Blackrock CEO Larry Fink Sees A Case For Spot Ethereum ETF, But Will It Get Approval?

Blackrock chief executive Larry Fink told CNBC on 12 January that an exchange traded fund holding spot ether “makes sense.” The remark arrived one day after eleven spot bitcoin ETFs began trading on Nasdaq, Cboe along with NYSE Arca. Fidelity, VanEck, Invesco-Galaxy, Ark-21Shares, Hashdex in addition to Grayscale each submitted Form 19b-4 filings that seek permission to list similar vehicles for ether. The Securities but also Exchange Commission must respond to VanEck’s proposal by 23 May. The remaining applications face deadlines between late May and early August.

Fink’s comment carries weight because Blackrock’s iShares Bitcoin Trust gathered more than one billion dollars in assets within four trading sessions. The firm’s earlier spot bitcoin ETF proposal, filed in June 2023, altered market expectations and preceded a court ruling that forced the SEC to reconsider its denial of Grayscale’s conversion request. The same banks and issuers that profited from the bitcoin rollout now hope to repeat the process with ether.

Regulatory acceptance for a spot ether ETF confronts a hurdle absent from the bitcoin precedent – the SEC has never declared ether a non security commodity. Chair Gary Gensler – speaking to CNBC on 11 January, limited the bitcoin approval to “one non security, commodity called bitcoin.” The statement leaves open the possibility that the agency classifies ether as an investment contract. Such a determination would oblige issuers to register under the Investment Company Act of 1940, a path none of the current filers have pursued.

Preston Byrne, partner at Brown Rudnick, notes that only the New York Attorney General has alleged in an enforcement action that ether constitutes a security. “The 2014 token sale by the Ethereum Foundation sits outside the federal statute of limitations,” Byrne said. “Counsel for the ETF sponsors will disclose the minority view in the prospectus. I do not expect the SEC to block the products solely on that ground.”

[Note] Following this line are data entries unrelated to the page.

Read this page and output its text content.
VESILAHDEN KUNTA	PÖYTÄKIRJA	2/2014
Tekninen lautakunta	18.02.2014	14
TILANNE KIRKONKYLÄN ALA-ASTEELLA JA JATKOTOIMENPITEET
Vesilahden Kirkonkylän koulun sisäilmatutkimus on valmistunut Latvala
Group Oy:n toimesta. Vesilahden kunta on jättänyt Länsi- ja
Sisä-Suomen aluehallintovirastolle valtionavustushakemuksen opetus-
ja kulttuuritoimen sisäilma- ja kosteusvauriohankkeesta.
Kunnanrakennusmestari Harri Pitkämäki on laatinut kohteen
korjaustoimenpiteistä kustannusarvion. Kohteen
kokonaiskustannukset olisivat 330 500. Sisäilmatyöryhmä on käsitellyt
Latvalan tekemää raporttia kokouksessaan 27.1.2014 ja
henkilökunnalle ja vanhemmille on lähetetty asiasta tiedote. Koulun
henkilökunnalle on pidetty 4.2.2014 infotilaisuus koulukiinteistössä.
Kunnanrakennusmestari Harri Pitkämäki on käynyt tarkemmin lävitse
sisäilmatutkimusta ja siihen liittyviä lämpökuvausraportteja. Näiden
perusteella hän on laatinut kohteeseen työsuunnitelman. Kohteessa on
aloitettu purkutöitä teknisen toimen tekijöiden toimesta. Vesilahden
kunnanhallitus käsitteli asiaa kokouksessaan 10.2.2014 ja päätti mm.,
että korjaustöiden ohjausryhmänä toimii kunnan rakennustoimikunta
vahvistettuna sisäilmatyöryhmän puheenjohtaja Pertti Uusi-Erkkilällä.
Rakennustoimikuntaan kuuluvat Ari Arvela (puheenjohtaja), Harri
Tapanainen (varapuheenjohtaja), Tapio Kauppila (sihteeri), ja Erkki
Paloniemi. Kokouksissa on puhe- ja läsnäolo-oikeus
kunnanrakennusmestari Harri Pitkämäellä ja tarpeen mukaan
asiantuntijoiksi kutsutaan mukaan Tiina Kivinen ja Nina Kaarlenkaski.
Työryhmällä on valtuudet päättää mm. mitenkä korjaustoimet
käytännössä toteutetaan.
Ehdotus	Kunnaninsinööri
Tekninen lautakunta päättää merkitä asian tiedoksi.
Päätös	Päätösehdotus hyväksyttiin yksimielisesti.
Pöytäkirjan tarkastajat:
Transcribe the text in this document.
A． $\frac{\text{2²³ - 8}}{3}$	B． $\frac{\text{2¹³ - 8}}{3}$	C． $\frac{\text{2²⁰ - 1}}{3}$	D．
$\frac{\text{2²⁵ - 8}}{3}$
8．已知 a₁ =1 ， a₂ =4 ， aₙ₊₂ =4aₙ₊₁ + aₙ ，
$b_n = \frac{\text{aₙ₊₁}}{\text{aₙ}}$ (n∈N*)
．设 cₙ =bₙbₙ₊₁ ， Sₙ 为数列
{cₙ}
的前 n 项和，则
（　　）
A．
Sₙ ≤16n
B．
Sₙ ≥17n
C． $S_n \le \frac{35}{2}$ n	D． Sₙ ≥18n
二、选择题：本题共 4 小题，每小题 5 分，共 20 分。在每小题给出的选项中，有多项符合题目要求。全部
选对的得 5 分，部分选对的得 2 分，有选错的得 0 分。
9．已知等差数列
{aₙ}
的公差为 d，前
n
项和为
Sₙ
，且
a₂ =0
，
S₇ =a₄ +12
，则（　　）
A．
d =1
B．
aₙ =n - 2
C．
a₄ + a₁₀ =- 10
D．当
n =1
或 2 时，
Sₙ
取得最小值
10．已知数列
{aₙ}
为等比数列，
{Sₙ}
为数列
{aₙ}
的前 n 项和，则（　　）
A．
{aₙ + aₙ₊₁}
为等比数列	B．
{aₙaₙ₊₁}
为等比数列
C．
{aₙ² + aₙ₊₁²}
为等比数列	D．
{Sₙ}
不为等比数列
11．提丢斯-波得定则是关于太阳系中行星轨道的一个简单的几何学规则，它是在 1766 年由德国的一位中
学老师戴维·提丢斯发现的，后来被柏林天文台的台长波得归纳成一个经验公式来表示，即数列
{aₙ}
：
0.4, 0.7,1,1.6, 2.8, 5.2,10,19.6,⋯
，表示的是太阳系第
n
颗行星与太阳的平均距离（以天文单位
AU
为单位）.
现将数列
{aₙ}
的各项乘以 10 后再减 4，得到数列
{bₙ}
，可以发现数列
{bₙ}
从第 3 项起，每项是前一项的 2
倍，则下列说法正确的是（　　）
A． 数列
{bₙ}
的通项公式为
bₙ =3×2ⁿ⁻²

Bloomberg Intelligence analyst Eric Balchunas assigns a seventy percent probability to approval by the May deadline. He bases the estimate on the SEC’s prior approval of ether futures ETFs in October 2023 and on the correlation between CME ether futures prices and spot markets. The regulator cited tight arbitrage between futures and spot bitcoin as a safeguard against manipulation when it cleared the spot bitcoin ETFs. A comparable argument applies to ether.

Futures-based ether ETFs already trade in the United States. ProShares, VanEck next to Bitwise launched the first such products in October 2023. Aggregate assets under management across the six listed futures ETFs total less than three hundred million dollars. Daily volume rarely exceeds twenty million shares. The tepid reception reflects investor preference for direct exposure to spot prices rather than monthly roll costs embedded in futures contracts.

The SEC must weigh the precedent set by the bitcoin approvals against lingering questions over ether’s legal status. Staff attorneys have asked exchanges to provide additional data on ether custody arrangements – staking rewards, and the concentration of validator nodes. Responses to those questions will shape the final decision due in May.